Glycine facilitates transmitter release at developing synapses: a patch clamp study from Purkinje neurons of the newborn rat

Abstract

Synaptic currents in immature Purkinje cells from rats on postnatal days 0–14 ( P0–P14) were studied using whole-cell patch-electrodes applied to cerebellar slices (200 μm in thickness). Purkinje cells (held at −40 mV) showed excitatory postsynaptic currents (EPSCs) and inhibitory postsynaptic currents (IPSCs) spontaneously. From P2 to P12 the frequencies of miniature EPSCs and miniature IPSCs in the Purkinje cells increased by 10-fold or more, suggesting progressive formation of functional synapses during this period. Application of glycine (100 μM) to an immature Purkinje cell at P3–10 immediately increased the frequencies of both EPSCs and IPSCs. The effects of glycine showed maximum at P5–6 for EPSCs and at P9–10 for IPSCs and decreased thereafter. Facilitatory effects of glycine were suppressed by strychnine (1 μM), a specific blocker of the ionotropic glycine receptor, while the effects were also induced by other glycinergic agonists, including α- l-alanine (1 mM), l-serine (1 mM) and taurine (500 μM). The site of glycinergic effects was studied by removing the action potential generation in cerebellar slices.

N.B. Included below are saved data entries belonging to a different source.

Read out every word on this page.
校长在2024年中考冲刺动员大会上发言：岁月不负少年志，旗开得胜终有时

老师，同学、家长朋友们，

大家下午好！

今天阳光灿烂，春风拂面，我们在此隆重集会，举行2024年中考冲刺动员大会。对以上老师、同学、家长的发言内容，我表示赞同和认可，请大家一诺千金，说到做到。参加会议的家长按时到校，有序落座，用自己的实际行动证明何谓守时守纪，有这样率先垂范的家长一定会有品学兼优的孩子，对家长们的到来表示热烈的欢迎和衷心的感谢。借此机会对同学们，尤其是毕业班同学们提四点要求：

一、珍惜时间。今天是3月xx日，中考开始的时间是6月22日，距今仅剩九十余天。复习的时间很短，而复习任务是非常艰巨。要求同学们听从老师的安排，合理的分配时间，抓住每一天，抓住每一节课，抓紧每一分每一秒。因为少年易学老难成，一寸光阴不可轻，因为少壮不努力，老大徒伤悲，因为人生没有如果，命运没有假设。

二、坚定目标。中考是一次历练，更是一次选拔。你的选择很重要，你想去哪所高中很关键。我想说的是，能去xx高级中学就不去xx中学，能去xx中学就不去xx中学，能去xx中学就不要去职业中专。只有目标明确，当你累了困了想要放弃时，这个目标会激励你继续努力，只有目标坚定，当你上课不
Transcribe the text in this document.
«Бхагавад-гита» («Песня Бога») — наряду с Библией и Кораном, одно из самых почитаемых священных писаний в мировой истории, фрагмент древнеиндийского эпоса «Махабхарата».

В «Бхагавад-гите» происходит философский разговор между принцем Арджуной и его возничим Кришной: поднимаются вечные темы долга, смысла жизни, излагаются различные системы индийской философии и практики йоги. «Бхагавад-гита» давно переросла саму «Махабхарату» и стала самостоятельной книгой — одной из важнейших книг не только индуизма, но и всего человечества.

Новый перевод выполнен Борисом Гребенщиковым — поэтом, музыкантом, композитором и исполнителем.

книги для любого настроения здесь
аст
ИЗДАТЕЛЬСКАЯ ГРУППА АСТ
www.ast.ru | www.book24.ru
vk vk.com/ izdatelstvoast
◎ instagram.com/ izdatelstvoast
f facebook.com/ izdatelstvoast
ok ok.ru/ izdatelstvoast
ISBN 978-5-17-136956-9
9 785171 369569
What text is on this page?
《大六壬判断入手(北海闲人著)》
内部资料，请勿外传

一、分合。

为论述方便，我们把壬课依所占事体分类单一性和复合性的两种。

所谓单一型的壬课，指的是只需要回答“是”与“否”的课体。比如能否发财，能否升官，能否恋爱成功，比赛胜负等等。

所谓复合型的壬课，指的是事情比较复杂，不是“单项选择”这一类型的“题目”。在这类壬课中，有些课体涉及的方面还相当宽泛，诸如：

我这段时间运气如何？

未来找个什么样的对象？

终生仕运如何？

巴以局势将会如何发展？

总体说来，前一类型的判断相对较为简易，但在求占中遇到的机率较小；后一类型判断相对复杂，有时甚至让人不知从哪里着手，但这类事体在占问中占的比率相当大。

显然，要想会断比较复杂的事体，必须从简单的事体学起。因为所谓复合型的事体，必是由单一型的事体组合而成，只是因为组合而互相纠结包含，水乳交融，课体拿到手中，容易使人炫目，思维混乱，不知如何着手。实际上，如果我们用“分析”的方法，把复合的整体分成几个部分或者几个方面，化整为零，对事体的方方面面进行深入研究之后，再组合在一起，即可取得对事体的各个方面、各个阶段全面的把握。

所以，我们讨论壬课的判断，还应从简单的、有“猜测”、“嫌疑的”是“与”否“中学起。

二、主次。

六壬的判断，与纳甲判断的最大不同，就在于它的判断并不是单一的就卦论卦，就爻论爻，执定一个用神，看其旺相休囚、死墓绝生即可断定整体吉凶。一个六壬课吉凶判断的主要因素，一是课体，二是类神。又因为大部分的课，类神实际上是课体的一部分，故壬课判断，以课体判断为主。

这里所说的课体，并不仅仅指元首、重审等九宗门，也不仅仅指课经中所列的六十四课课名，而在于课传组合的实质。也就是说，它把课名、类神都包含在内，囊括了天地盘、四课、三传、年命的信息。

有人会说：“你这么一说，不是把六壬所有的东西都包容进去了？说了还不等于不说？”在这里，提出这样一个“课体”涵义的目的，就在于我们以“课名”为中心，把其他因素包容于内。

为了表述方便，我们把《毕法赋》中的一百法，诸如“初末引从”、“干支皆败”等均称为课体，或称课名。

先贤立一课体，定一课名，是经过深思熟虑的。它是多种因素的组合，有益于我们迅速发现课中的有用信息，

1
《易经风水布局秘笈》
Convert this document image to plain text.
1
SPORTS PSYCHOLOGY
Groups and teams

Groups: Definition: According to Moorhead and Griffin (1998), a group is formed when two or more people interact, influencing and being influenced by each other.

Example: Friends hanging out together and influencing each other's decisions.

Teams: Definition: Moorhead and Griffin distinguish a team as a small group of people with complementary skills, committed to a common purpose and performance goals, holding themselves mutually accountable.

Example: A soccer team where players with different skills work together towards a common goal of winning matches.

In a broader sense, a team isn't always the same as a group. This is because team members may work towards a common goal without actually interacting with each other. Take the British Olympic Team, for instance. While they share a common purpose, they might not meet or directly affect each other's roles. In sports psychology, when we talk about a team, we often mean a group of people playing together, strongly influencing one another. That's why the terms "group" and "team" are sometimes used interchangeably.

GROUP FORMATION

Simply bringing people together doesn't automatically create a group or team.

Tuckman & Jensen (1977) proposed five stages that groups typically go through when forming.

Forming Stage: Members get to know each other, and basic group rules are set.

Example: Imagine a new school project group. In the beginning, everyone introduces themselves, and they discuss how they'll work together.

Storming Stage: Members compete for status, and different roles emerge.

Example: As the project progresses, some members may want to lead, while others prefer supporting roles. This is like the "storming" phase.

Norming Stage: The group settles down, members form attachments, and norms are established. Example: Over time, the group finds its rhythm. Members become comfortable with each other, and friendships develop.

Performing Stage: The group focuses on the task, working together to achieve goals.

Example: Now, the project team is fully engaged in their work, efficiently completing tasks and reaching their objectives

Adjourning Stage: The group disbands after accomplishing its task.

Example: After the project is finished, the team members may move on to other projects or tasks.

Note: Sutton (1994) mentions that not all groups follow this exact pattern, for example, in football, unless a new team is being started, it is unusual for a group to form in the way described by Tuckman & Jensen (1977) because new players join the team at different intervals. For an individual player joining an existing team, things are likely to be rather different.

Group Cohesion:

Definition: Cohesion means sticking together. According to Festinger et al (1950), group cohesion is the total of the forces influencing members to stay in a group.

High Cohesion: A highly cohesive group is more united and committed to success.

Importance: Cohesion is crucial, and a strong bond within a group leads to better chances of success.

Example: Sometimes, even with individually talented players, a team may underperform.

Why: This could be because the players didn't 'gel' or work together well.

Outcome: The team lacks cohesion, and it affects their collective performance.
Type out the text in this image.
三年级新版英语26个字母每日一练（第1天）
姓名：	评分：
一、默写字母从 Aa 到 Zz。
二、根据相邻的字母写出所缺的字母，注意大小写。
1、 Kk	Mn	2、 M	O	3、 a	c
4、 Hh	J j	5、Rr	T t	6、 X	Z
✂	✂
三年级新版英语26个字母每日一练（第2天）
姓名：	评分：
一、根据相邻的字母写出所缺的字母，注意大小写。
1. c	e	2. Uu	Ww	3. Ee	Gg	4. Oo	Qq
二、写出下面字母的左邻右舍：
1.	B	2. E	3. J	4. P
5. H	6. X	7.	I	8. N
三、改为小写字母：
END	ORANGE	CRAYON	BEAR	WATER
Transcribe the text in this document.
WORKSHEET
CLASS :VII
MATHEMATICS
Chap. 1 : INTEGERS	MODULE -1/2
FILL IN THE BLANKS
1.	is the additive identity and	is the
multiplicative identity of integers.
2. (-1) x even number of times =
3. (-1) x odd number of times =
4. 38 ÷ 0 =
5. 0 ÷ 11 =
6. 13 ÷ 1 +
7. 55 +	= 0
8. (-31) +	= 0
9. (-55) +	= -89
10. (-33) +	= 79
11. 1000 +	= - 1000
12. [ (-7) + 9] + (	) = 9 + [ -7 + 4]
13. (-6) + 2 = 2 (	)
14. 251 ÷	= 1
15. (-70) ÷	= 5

Following the addition of tetrodotoxin (TTX, 1 μM), the glycine-induced facilitation of EPSC almost disappeared, while that of IPSC remained (i.e. miniature IPSCs) and reached more than half of the value without TTX. These findings suggest that the ionotropic glycinergic receptors are expressed transiently but profoundly in the developing cerebellum, and that the distributions of these receptors causing excitation are different at excitatory and inhibitory presynaptic neurons. The glycine receptors may play distinct roles in the maturation and organization of cerebellar neural circuits.